When I first logged into Eve back in 2008 I spent the bare minimum of time creating my avatar. I seriously never expected to be playing a "video game" longer than a few weeks, maybe a month? I didn't know anything about Eve, hadn't heard of it before, and no idea what to expect. So that very first avatar was a throw-away for all intents and purposes. I heard Eve came from a company in Iceland, so I named my character after Reykjavik. (Rixx Javix)
That first avatar only lasted a few weeks, maybe a month. About the same time I realized that Eve was not going to go away like all the other video games before it, because it wasn't just a video game. I quickly re-did my avatar. I call the second one my 'soldier' avatar. It is the one that I held during my Null Sec Wars Period. Avatars were easier back then. It was fine for what it was.

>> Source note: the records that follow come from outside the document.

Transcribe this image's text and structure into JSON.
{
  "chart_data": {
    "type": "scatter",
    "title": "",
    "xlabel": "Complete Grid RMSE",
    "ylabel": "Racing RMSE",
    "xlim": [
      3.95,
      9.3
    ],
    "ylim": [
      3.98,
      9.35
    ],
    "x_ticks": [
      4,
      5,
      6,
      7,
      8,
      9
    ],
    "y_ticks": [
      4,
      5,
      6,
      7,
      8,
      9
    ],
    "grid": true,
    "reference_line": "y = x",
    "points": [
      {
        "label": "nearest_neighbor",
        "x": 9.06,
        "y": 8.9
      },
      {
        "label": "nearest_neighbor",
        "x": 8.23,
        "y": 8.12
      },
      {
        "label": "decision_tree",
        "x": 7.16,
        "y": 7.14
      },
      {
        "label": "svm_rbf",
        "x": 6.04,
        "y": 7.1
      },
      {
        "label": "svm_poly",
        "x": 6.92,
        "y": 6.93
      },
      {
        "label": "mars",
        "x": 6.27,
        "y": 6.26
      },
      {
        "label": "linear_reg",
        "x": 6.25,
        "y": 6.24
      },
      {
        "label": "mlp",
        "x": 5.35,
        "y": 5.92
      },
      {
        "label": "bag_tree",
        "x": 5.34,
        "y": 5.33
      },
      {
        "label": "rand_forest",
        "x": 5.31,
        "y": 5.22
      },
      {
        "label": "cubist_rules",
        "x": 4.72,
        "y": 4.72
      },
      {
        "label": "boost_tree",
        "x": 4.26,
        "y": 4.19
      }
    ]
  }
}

As time goes along and your character becomes more than 'just' a digital avatar, when it becomes a reflection of yourself, then things start to become more serious. And they require a bit more thought. Luckily the Character Creator evolved along with that change over the years. And Rixx has evolved along with it. I still don't spend a lot of time on my avatar, I rarely change anything. Any clothes I've added have been ones gifted to me from Corp mates or friends. I've never bought a single item of clothing for myself. I probably never will. Unless by some miracle we start walking in stations.
My avatar is important, but it isn't very important. In my mind the bare nature and slow change is all part of Rixx's character, as much a part of who he is as to what he represents. Rixx doesn't like change much either, he is a rock. He is, in so many ways, the opposite of his player. A reflection of constant manner against a real life of turmoil and stress. Or at least he has been for the past four years. I had enough stress and change in my real life during that time, why create more?

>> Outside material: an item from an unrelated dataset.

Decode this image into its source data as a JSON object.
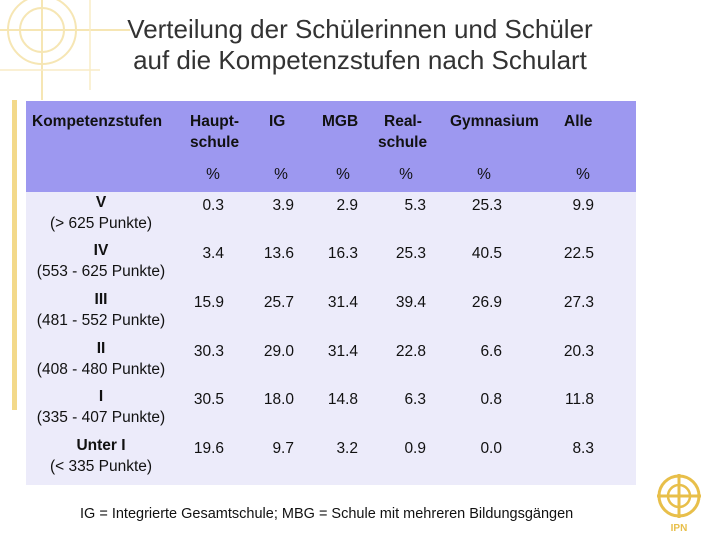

Where do we go next together Rixx and I? I don't know. That question has been bugging me for the past few months. It is no surprise that as my life outside of Eve continues to evolve, and in some ways settle down finally, my interior life within New Eden is feeling a tiny bit... stale? That's not the right word, but it is close.
Stay Frosty is pondering a move. Maybe that will be enough to quell the restless spirit for now. Maybe not. This is, after all, a journey we are on together.
And none of us know where it is leading.